A Thomas, el puntual líder de este Tour, nadie se le ha arrimado cuesta arriba. Tiene dos minutos de renta sobre el segundo, Dumoulin. Y es un contrarrelojista. En 2017 ganó el prólogo de Dusseldorf. Le blinda, además, el Sky, el equipo que desde 2012 tiene esta carrera en su bolsillo. De Thomas solo se conoce un punto débil. Las caídas. Se maneja bien sobre el pavés -ganó la París-Roubaix juvenil- y viene de la escuela del velódromo. Pero, aun así, se cae a menudo. La etapa que viene, que había permanecido oculta ante la novedad de la breve e intensa jornada del miércoles en Bagneres de Luchon, desafía al galés con el Tourmalet y el Aubisque. Palabras mayores en el Tour. Para Dumoulin puede ser la única opción de recortarle tiempo a Thomas antes de la contrarreloj final.

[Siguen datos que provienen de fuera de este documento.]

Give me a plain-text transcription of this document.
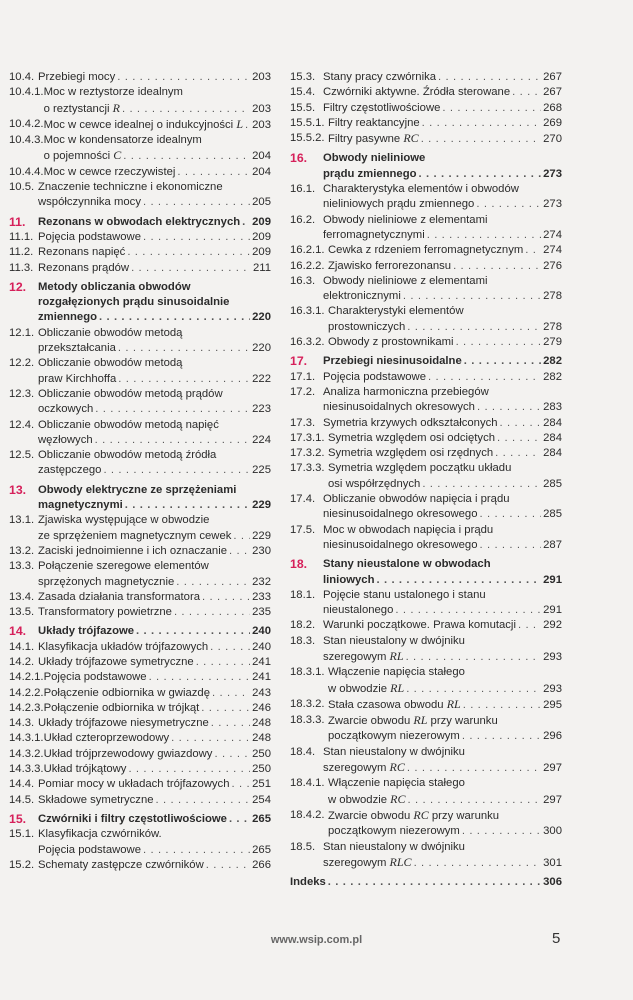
10.4. Przebiegi mocy . . .	203
10.4.1. Moc w reztystorze idealnym
o reztystancji R . . .	203
10.4.2. Moc w cewce idealnej o indukcyjności L . . . 203
10.4.3. Moc w kondensatorze idealnym
o pojemności C . . .	204
10.4.4. Moc w cewce rzeczywistej . . .	204
10.5. Znaczenie techniczne i ekonomiczne
współczynnika mocy . . .	205
11.	Rezonans w obwodach elektrycznych . . . 209
11.1. Pojęcia podstawowe . . .	209
11.2. Rezonans napięć . . .	209
11.3. Rezonans prądów . . .	211
12.	Metody obliczania obwodów
rozgałęzionych prądu sinusoidalnie
zmiennego . . .	220
12.1. Obliczanie obwodów metodą
przekształcania . . .	220
12.2. Obliczanie obwodów metodą
praw Kirchhoffa . . .	222
12.3. Obliczanie obwodów metodą prądów
oczkowych . . .	223
12.4. Obliczanie obwodów metodą napięć
węzłowych . . .	224
12.5. Obliczanie obwodów metodą źródła
zastępczego . . .	225
13.	Obwody elektryczne ze sprzężeniami
magnetycznymi . . .	229
13.1. Zjawiska występujące w obwodzie
ze sprzężeniem magnetycznym cewek . . . 229
13.2. Zaciski jednoimienne i ich oznaczanie . . . 230
13.3. Połączenie szeregowe elementów
sprzężonych magnetycznie . . .	232
13.4. Zasada działania transformatora . . .	233
13.5. Transformatory powietrzne . . .	235
14.	Układy trójfazowe . . .	240
14.1. Klasyfikacja układów trójfazowych . . .	240
14.2. Układy trójfazowe symetryczne . . .	241
14.2.1. Pojęcia podstawowe . . .	241
14.2.2. Połączenie odbiornika w gwiazdę . . .	243
14.2.3. Połączenie odbiornika w trójkąt . . .	246
14.3. Układy trójfazowe niesymetryczne . . .	248
14.3.1. Układ czteroprzewodowy . . .	248
14.3.2. Układ trójprzewodowy gwiazdowy . . .	250
14.3.3. Układ trójkątowy . . .	250
14.4. Pomiar mocy w układach trójfazowych . . . 251
14.5. Składowe symetryczne . . .	254
15.	Czwórniki i filtry częstotliwościowe . . . 265
15.1. Klasyfikacja czwórników.
Pojęcia podstawowe . . .	265
15.2. Schematy zastępcze czwórników . . .	266
15.3. Stany pracy czwórnika . . .	267
15.4. Czwórniki aktywne. Źródła sterowane . . .	267
15.5. Filtry częstotliwościowe . . .	268
15.5.1. Filtry reaktancyjne . . .	269
15.5.2. Filtry pasywne RC . . .	270
16.	Obwody nieliniowe
prądu zmiennego . . .	273
16.1. Charakterystyka elementów i obwodów
nieliniowych prądu zmiennego . . .	273
16.2. Obwody nieliniowe z elementami
ferromagnetycznymi . . .	274
16.2.1. Cewka z rdzeniem ferromagnetycznym . . . 274
16.2.2. Zjawisko ferrorezonansu . . .	276
16.3. Obwody nieliniowe z elementami
elektronicznymi . . .	278
16.3.1. Charakterystyki elementów
prostowniczych . . .	278
16.3.2. Obwody z prostownikami . . .	279
17.	Przebiegi niesinusoidalne . . .	282
17.1. Pojęcia podstawowe . . .	282
17.2. Analiza harmoniczna przebiegów
niesinusoidalnych okresowych . . .	283
17.3. Symetria krzywych odkształconych . . .	284
17.3.1. Symetria względem osi odciętych . . .	284
17.3.2. Symetria względem osi rzędnych . . .	284
17.3.3. Symetria względem początku układu
osi współrzędnych . . .	285
17.4. Obliczanie obwodów napięcia i prądu
niesinusoidalnego okresowego . . .	285
17.5. Moc w obwodach napięcia i prądu
niesinusoidalnego okresowego . . .	287
18.	Stany nieustalone w obwodach
liniowych . . .	291
18.1. Pojęcie stanu ustalonego i stanu
nieustalonego . . .	291
18.2. Warunki początkowe. Prawa komutacji . . . 292
18.3. Stan nieustalony w dwójniku
szeregowym RL . . .	293
18.3.1. Włączenie napięcia stałego
w obwodzie RL . . .	293
18.3.2. Stała czasowa obwodu RL . . .	295
18.3.3. Zwarcie obwodu RL przy warunku
początkowym niezerowym . . .	296
18.4. Stan nieustalony w dwójniku
szeregowym RC . . .	297
18.4.1. Włączenie napięcia stałego
w obwodzie RC . . .	297
18.4.2. Zwarcie obwodu RC przy warunku
początkowym niezerowym . . .	300
18.5. Stan nieustalony w dwójniku
szeregowym RLC . . .	301
Indeks . . .	306
www.wsip.com.pl	5
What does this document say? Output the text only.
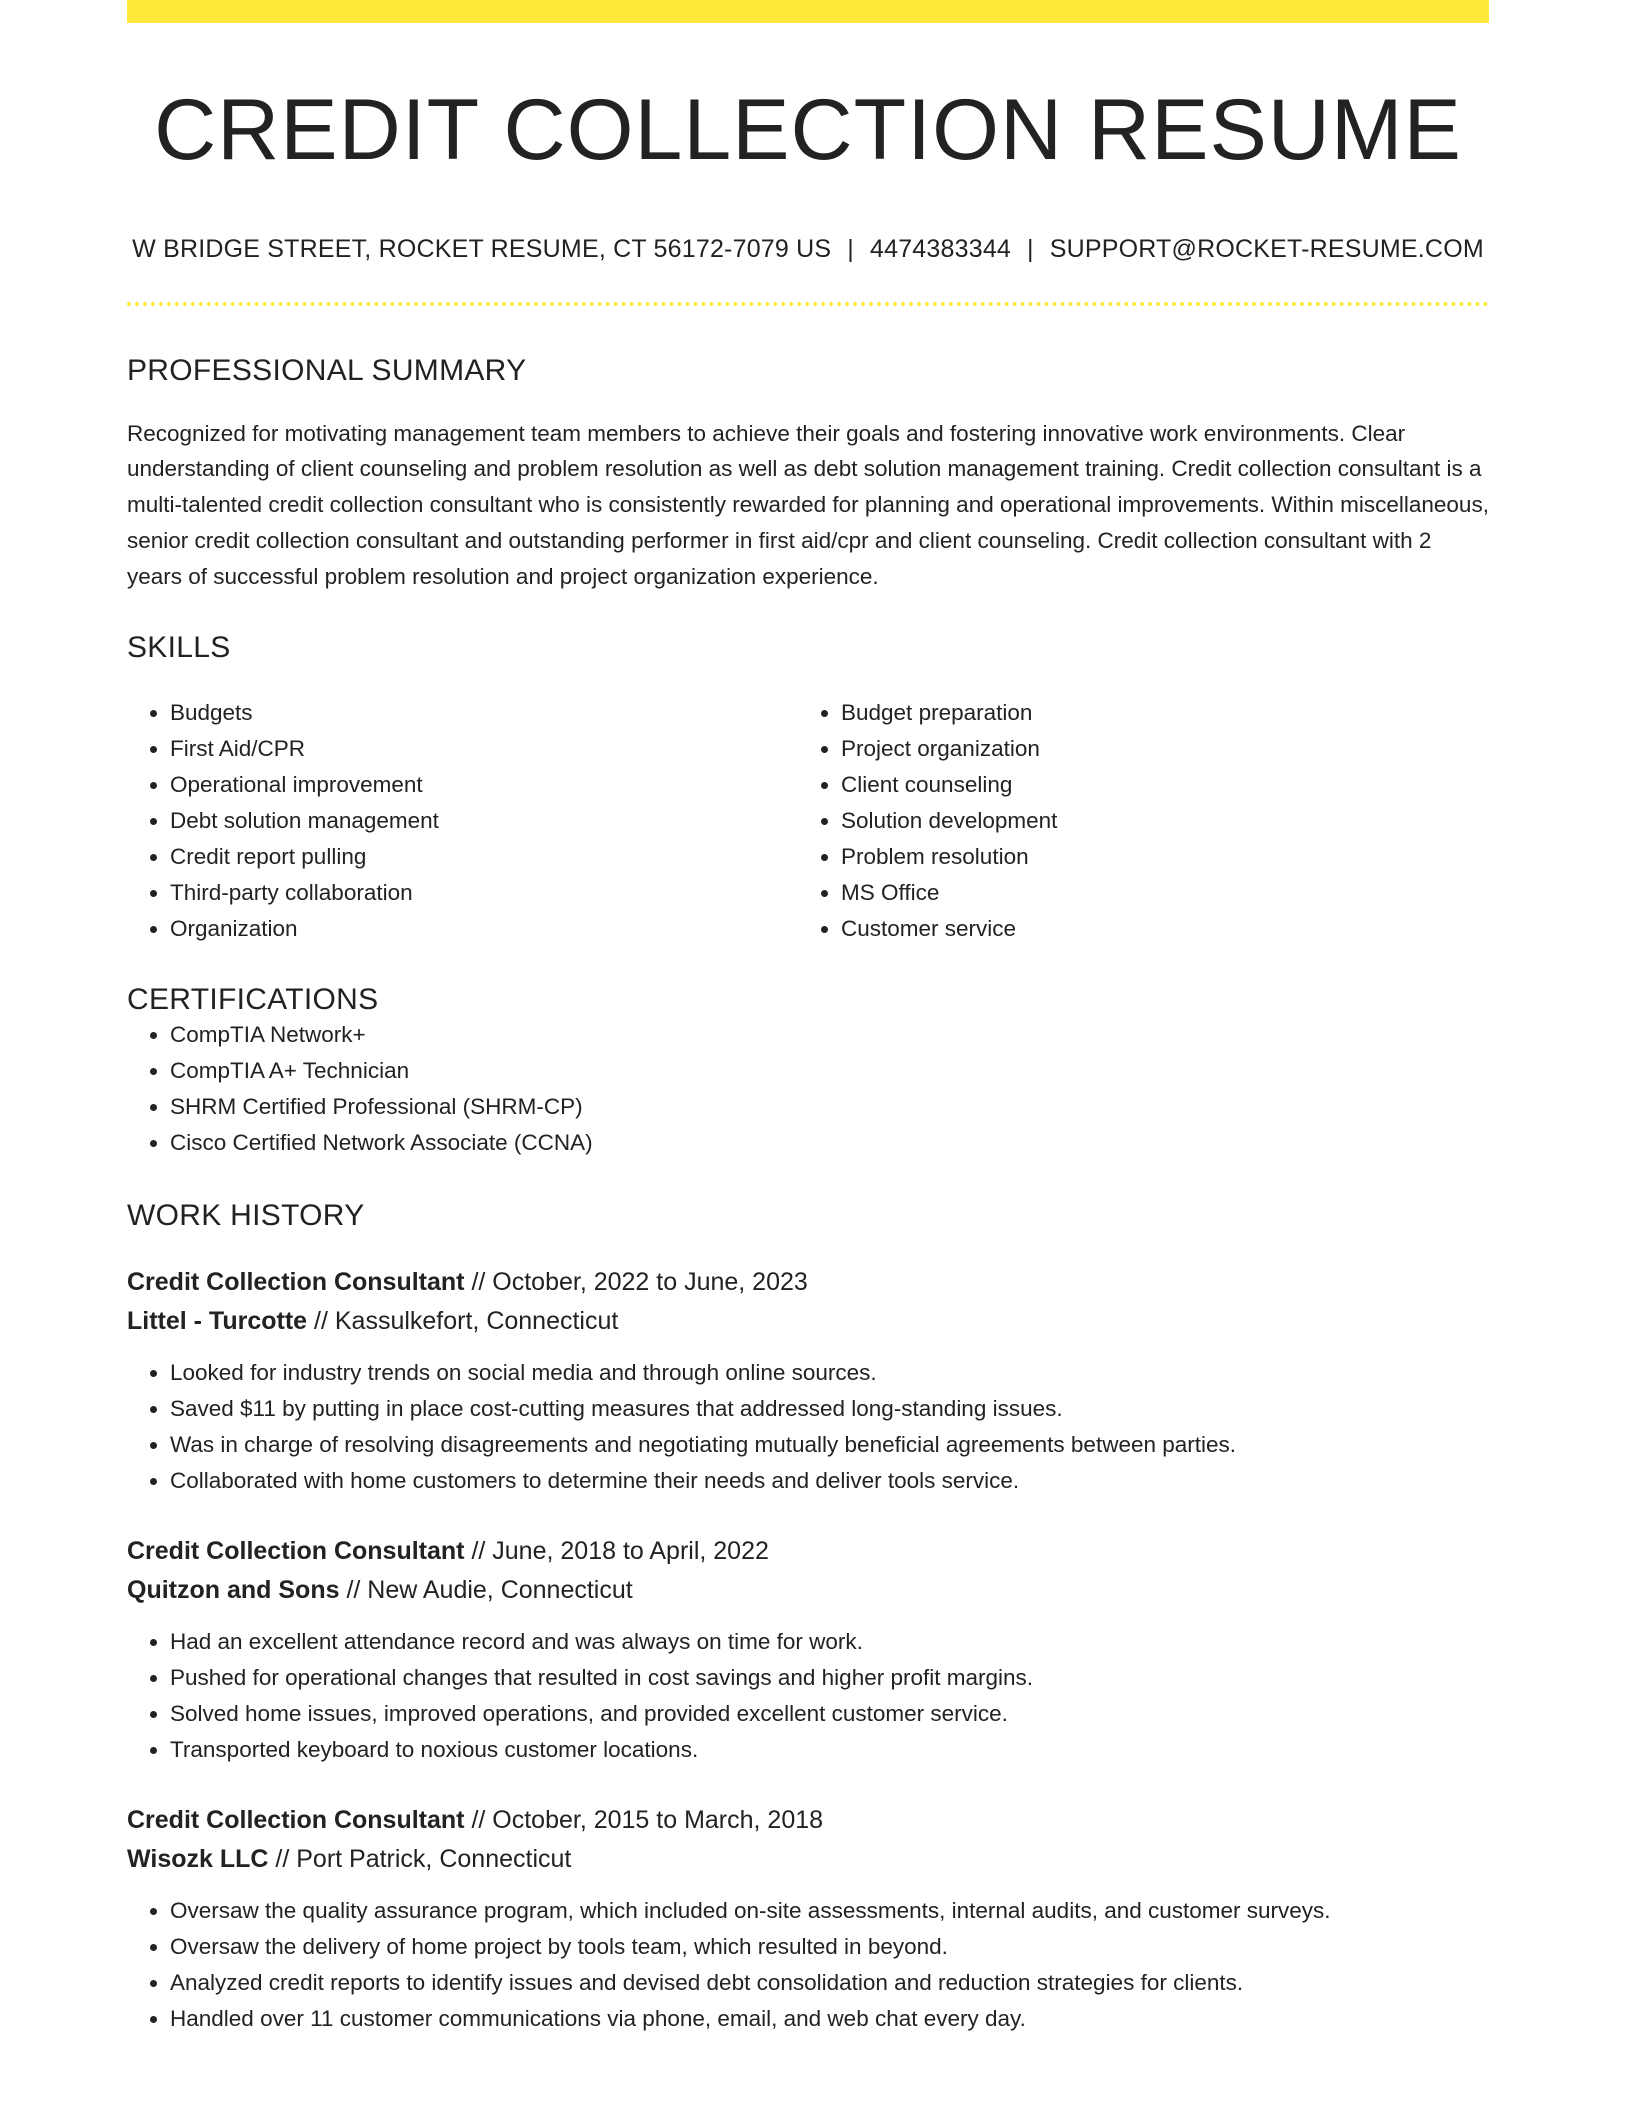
CREDIT COLLECTION RESUME
W BRIDGE STREET, ROCKET RESUME, CT 56172-7079 US | 4474383344 | SUPPORT@ROCKET-RESUME.COM
PROFESSIONAL SUMMARY

Recognized for motivating management team members to achieve their goals and fostering innovative work environments. Clear understanding of client counseling and problem resolution as well as debt solution management training. Credit collection consultant is a multi-talented credit collection consultant who is consistently rewarded for planning and operational improvements. Within miscellaneous, senior credit collection consultant and outstanding performer in first aid/cpr and client counseling. Credit collection consultant with 2 years of successful problem resolution and project organization experience.

SKILLS
• Budgets
• First Aid/CPR
• Operational improvement
• Debt solution management
• Credit report pulling
• Third-party collaboration
• Organization
• Budget preparation
• Project organization
• Client counseling
• Solution development
• Problem resolution
• MS Office
• Customer service
CERTIFICATIONS
• CompTIA Network+
• CompTIA A+ Technician
• SHRM Certified Professional (SHRM-CP)
• Cisco Certified Network Associate (CCNA)
WORK HISTORY
Credit Collection Consultant // October, 2022 to June, 2023
Littel - Turcotte // Kassulkefort, Connecticut
• Looked for industry trends on social media and through online sources.
• Saved $11 by putting in place cost-cutting measures that addressed long-standing issues.
• Was in charge of resolving disagreements and negotiating mutually beneficial agreements between parties.
• Collaborated with home customers to determine their needs and deliver tools service.
Credit Collection Consultant // June, 2018 to April, 2022
Quitzon and Sons // New Audie, Connecticut
• Had an excellent attendance record and was always on time for work.
• Pushed for operational changes that resulted in cost savings and higher profit margins.
• Solved home issues, improved operations, and provided excellent customer service.
• Transported keyboard to noxious customer locations.
Credit Collection Consultant // October, 2015 to March, 2018
Wisozk LLC // Port Patrick, Connecticut
• Oversaw the quality assurance program, which included on-site assessments, internal audits, and customer surveys.
• Oversaw the delivery of home project by tools team, which resulted in beyond.
• Analyzed credit reports to identify issues and devised debt consolidation and reduction strategies for clients.
• Handled over 11 customer communications via phone, email, and web chat every day.
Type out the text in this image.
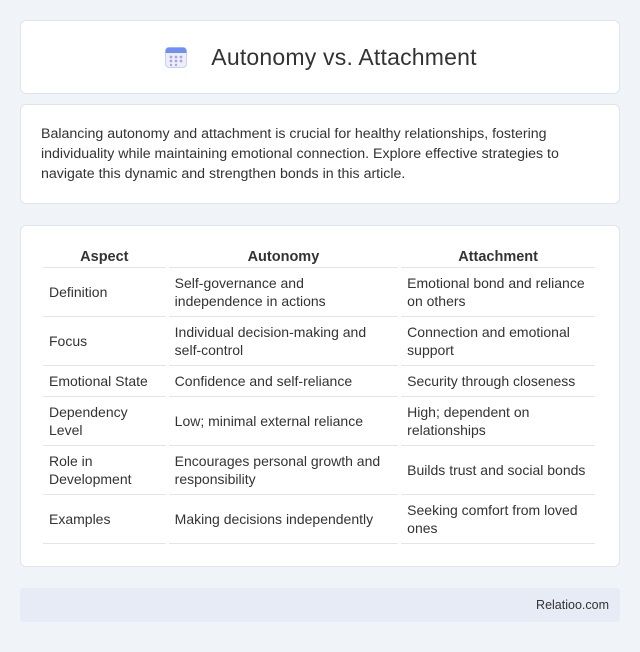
Autonomy vs. Attachment

Balancing autonomy and attachment is crucial for healthy relationships, fostering individuality while maintaining emotional connection. Explore effective strategies to navigate this dynamic and strengthen bonds in this article.

Aspect	Autonomy	Attachment
Definition	Self-governance and independence in actions	Emotional bond and reliance on others
Focus	Individual decision-making and self-control	Connection and emotional support
Emotional State	Confidence and self-reliance	Security through closeness
Dependency Level	Low; minimal external reliance	High; dependent on relationships
Role in Development	Encourages personal growth and responsibility	Builds trust and social bonds
Examples	Making decisions independently	Seeking comfort from loved ones
Relatioo.com
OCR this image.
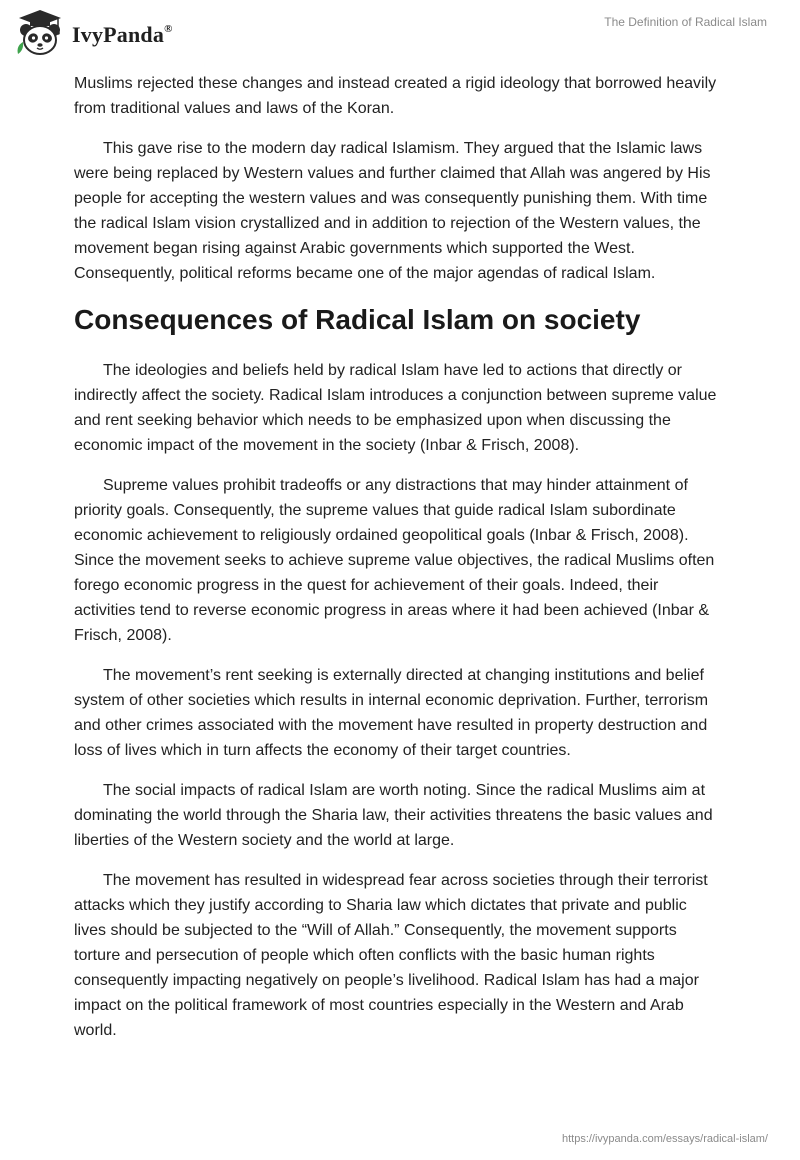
IvyPanda®	The Definition of Radical Islam

Muslims rejected these changes and instead created a rigid ideology that borrowed heavily from traditional values and laws of the Koran.

This gave rise to the modern day radical Islamism. They argued that the Islamic laws were being replaced by Western values and further claimed that Allah was angered by His people for accepting the western values and was consequently punishing them. With time the radical Islam vision crystallized and in addition to rejection of the Western values, the movement began rising against Arabic governments which supported the West. Consequently, political reforms became one of the major agendas of radical Islam.

Consequences of Radical Islam on society

The ideologies and beliefs held by radical Islam have led to actions that directly or indirectly affect the society. Radical Islam introduces a conjunction between supreme value and rent seeking behavior which needs to be emphasized upon when discussing the economic impact of the movement in the society (Inbar & Frisch, 2008).

Supreme values prohibit tradeoffs or any distractions that may hinder attainment of priority goals. Consequently, the supreme values that guide radical Islam subordinate economic achievement to religiously ordained geopolitical goals (Inbar & Frisch, 2008). Since the movement seeks to achieve supreme value objectives, the radical Muslims often forego economic progress in the quest for achievement of their goals. Indeed, their activities tend to reverse economic progress in areas where it had been achieved (Inbar & Frisch, 2008).

The movement’s rent seeking is externally directed at changing institutions and belief system of other societies which results in internal economic deprivation. Further, terrorism and other crimes associated with the movement have resulted in property destruction and loss of lives which in turn affects the economy of their target countries.

The social impacts of radical Islam are worth noting. Since the radical Muslims aim at dominating the world through the Sharia law, their activities threatens the basic values and liberties of the Western society and the world at large.

The movement has resulted in widespread fear across societies through their terrorist attacks which they justify according to Sharia law which dictates that private and public lives should be subjected to the “Will of Allah.” Consequently, the movement supports torture and persecution of people which often conflicts with the basic human rights consequently impacting negatively on people’s livelihood. Radical Islam has had a major impact on the political framework of most countries especially in the Western and Arab world.

https://ivypanda.com/essays/radical-islam/
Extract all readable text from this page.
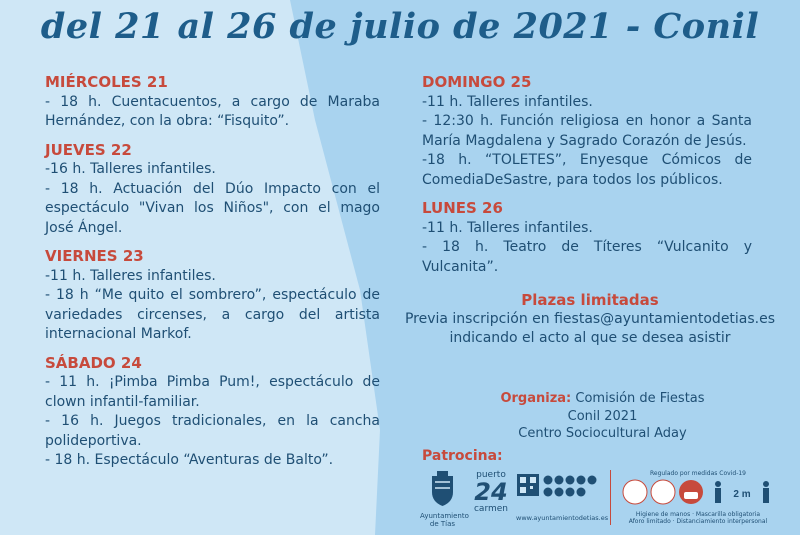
del 21 al 26 de julio de 2021 - Conil
MIÉRCOLES 21
- 18 h. Cuentacuentos, a cargo de Maraba Hernández, con la obra: “Fisquito”.
JUEVES 22
-16 h. Talleres infantiles.
- 18 h. Actuación del Dúo Impacto con el espectáculo "Vivan los Niños", con el mago José Ángel.
VIERNES 23
-11 h. Talleres infantiles.
- 18 h “Me quito el sombrero”, espectáculo de variedades circenses, a cargo del artista internacional Markof.
SÁBADO 24
- 11 h. ¡Pimba Pimba Pum!, espectáculo de clown infantil-familiar.
- 16 h. Juegos tradicionales, en la cancha polideportiva.
- 18 h. Espectáculo “Aventuras de Balto”.
DOMINGO 25
-11 h. Talleres infantiles.
- 12:30 h. Función religiosa en honor a Santa María Magdalena y Sagrado Corazón de Jesús.
-18 h. “TOLETES”, Enyesque Cómicos de ComediaDeSastre, para todos los públicos.
LUNES 26
-11 h. Talleres infantiles.
- 18 h. Teatro de Títeres “Vulcanito y Vulcanita”.
Plazas limitadas
Previa inscripción en fiestas@ayuntamientodetias.es
indicando el acto al que se desea asistir
Organiza: Comisión de Fiestas
Conil 2021
Centro Sociocultural Aday
Patrocina:
Ayuntamiento
de Tías
puerto
24
carmen
www.ayuntamientodetias.es
Regulado por medidas Covid-19
2 m
Higiene de manos · Mascarilla obligatoria
Aforo limitado · Distanciamiento interpersonal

Para todos es la última oportunidad. Ya no valen ni la prudencia ni los cálculos. «Para mí es un día muy especial, correré ante mi afición», dice Landa, que trata de animarse tras ceder en el Portet. A Froome se escapó el Tour. El británico lo asumió como antes había asumido sus cuatro triunfos. Flema africana. «Mi objetivo ahora es ayudar a que Thomas llegue de amarillo a París», dijo en la salida. No será su quinto Tour. Esta carrera le ha dado la espalda. El gendarme que le confundió con un cicloturista y, para frenarle tras la etapa en el descenso del Portet, le agarró del manillar y le tiró al suelo fue el colmo. Le cabreó. «¡Jódete!», se encaró Froome con el agente. «Perdón, perdón», se encogió el policía. La bicicleta acabó rota.
Ayer no fue así, no habia bicicletas rotas. Volaron a más de 45 kilómetros por hora. El Groupama tenía que aprovechar la velocidad de Demare. No defraudó, como un día antes. Demare clavó allí su nombre. El último fue el primero.